Pakistan’s central bank cut its key policy rate by 50 basis points to 10.5 percent last ‌month, breaking a four-meeting ‌hold in a move ‌that ⁠surprised ​markets. Pakistan’s consumer price inflation slowed to 5.6 percent year-on-year in December, while prices fell on a monthly basis as per data from the finance ministry. 

“Upbeat data for consumer price index (CPI) inflation at 5.6pc in December 2025 [with] investors expecting a further State Bank of Pakistan rate cuts on falling inflation data,” Ahsan Mehanti, CEO of Arif Habib Commodities Ltd., told Arab News. 

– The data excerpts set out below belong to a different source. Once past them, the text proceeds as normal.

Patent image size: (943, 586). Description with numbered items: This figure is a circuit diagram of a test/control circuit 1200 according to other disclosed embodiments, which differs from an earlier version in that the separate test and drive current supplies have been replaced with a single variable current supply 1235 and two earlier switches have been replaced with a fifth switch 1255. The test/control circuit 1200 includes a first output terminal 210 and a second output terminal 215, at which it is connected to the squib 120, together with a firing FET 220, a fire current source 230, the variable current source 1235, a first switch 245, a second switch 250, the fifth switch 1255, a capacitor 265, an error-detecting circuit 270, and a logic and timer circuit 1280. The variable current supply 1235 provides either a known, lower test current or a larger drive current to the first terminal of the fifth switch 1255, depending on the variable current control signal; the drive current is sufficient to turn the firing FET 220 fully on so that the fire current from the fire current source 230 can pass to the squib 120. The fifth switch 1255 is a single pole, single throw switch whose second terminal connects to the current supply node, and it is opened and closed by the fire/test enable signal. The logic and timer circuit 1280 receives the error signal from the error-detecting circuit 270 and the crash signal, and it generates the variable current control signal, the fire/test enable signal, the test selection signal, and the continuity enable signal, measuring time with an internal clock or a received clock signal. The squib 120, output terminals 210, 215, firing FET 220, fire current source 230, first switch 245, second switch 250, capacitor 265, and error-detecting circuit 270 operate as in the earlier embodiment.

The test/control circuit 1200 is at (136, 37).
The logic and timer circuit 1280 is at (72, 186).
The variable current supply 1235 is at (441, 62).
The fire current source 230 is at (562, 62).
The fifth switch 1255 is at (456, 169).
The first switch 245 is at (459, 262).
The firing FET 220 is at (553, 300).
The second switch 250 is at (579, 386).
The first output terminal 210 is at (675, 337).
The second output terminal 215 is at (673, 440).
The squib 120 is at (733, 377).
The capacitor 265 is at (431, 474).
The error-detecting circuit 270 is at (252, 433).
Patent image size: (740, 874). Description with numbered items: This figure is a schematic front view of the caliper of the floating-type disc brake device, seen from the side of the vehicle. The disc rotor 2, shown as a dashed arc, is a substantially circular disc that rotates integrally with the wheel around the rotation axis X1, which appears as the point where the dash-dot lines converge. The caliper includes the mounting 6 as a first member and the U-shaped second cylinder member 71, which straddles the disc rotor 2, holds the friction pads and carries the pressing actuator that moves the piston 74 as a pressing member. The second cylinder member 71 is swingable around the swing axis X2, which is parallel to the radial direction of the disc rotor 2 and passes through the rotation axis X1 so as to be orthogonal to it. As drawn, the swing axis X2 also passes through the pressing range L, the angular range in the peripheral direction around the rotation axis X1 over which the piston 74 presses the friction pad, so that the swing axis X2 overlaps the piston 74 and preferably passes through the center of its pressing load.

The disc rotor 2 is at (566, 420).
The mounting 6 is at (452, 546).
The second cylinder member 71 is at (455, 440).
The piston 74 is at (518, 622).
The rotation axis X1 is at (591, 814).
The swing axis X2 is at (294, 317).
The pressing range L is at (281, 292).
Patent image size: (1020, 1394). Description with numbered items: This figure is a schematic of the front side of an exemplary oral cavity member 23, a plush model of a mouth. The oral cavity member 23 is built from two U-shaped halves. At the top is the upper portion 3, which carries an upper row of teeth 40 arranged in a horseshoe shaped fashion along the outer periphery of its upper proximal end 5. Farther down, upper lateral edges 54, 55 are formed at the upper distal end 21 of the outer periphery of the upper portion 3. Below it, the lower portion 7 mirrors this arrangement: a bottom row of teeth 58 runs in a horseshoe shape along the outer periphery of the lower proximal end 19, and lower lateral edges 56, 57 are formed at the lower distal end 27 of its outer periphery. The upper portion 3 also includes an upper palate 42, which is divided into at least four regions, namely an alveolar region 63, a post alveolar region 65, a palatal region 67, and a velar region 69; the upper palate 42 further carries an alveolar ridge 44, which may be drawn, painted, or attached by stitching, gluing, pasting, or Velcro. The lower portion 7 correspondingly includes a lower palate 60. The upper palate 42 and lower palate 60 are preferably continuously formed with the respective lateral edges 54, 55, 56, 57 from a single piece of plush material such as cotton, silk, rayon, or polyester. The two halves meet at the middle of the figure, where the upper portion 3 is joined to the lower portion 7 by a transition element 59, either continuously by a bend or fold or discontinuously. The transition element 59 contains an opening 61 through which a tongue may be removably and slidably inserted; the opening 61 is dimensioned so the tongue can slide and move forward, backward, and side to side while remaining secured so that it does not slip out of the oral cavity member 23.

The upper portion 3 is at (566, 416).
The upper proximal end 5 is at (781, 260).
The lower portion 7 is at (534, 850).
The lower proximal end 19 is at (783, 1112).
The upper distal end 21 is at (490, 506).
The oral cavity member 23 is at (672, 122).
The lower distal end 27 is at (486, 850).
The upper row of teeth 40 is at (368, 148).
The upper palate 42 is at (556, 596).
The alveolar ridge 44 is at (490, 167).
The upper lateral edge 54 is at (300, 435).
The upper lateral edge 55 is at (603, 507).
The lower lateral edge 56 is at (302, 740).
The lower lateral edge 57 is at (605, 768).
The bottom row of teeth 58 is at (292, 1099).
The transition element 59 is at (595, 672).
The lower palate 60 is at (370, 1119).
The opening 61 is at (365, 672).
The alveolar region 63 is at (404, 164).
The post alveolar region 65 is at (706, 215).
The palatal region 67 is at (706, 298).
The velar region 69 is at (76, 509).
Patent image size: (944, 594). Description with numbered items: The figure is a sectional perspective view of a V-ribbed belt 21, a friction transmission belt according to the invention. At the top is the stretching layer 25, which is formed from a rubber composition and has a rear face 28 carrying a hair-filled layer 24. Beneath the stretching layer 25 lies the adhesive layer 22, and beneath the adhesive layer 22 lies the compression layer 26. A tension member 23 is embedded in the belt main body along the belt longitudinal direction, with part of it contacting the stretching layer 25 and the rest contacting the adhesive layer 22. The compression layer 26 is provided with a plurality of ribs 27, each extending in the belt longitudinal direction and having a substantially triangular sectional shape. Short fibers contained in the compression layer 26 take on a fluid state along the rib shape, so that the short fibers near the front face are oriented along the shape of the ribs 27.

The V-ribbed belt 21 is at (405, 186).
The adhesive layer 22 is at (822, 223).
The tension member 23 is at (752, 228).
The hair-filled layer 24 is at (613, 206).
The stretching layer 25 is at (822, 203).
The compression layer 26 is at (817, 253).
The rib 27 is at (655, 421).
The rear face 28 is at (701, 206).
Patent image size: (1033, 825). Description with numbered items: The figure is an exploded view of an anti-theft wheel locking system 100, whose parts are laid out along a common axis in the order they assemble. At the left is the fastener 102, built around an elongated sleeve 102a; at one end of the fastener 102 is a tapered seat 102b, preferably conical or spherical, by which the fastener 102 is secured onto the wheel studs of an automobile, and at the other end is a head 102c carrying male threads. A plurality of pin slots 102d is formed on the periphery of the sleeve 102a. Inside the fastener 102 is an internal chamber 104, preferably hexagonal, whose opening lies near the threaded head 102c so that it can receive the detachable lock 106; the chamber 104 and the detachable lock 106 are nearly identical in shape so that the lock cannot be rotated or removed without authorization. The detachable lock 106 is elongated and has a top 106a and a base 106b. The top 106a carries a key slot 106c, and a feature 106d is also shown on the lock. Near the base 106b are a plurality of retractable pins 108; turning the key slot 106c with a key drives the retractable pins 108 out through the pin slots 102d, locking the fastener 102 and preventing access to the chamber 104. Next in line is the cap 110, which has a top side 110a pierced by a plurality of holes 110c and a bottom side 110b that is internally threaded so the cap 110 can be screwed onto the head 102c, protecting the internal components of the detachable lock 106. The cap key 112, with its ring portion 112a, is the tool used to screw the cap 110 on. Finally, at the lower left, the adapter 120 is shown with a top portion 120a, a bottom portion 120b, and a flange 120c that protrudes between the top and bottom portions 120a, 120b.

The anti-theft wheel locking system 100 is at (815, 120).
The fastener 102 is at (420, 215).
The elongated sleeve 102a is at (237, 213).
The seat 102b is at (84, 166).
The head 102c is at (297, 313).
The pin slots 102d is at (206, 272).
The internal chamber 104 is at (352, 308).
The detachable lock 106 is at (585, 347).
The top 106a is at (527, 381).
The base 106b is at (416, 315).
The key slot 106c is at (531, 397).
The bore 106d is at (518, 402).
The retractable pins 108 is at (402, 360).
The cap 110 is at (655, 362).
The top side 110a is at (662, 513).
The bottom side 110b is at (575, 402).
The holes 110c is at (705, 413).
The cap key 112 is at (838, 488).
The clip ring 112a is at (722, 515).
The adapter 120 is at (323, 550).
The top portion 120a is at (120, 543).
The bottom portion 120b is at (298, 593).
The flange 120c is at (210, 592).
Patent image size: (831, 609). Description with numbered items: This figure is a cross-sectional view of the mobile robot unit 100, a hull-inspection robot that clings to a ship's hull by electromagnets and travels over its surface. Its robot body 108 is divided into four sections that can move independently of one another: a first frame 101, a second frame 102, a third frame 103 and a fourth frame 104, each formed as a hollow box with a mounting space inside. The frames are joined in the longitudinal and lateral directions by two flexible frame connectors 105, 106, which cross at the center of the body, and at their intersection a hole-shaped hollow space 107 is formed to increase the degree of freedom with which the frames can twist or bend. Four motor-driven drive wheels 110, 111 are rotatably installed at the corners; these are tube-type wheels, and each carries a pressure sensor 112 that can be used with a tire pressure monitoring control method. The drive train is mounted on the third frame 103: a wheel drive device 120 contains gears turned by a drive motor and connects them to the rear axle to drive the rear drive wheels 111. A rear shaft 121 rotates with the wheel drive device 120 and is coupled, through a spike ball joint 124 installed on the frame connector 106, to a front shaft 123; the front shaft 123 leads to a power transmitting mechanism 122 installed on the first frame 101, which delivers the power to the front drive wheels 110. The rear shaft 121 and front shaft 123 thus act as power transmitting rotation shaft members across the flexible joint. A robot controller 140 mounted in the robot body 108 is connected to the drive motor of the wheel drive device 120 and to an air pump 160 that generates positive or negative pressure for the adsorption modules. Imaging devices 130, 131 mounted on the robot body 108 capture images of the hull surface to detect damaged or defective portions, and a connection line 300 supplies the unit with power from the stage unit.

The stock market witnessed a trading volume of 1,402.650 million shares, with a traded value of Rs48.424 billion ($173 million), compared with 957.239 million shares valued at Rs44.231 billion ($158 million) during the previous session.

Topline Securities, a leading brokerage firm in Pakistan, credited the surge to strong buying at the first session.

“This positivity can be accredited to buying by local institutions on the start of the new calendar year,” it said. 

Pakistan’s Finance Adviser Khurram Schehzad highlighted that the bullish trend at the stock market reflected “strong investor confidence.”

“With lower inflation, affordable fuel, stronger reserves, rising digitization and a buoyant capital market, Pakistan’s economic outlook is clearly improving--supporting greater confidence, better investment sentiment and more positive momentum for 2026,” he said on social media platform X.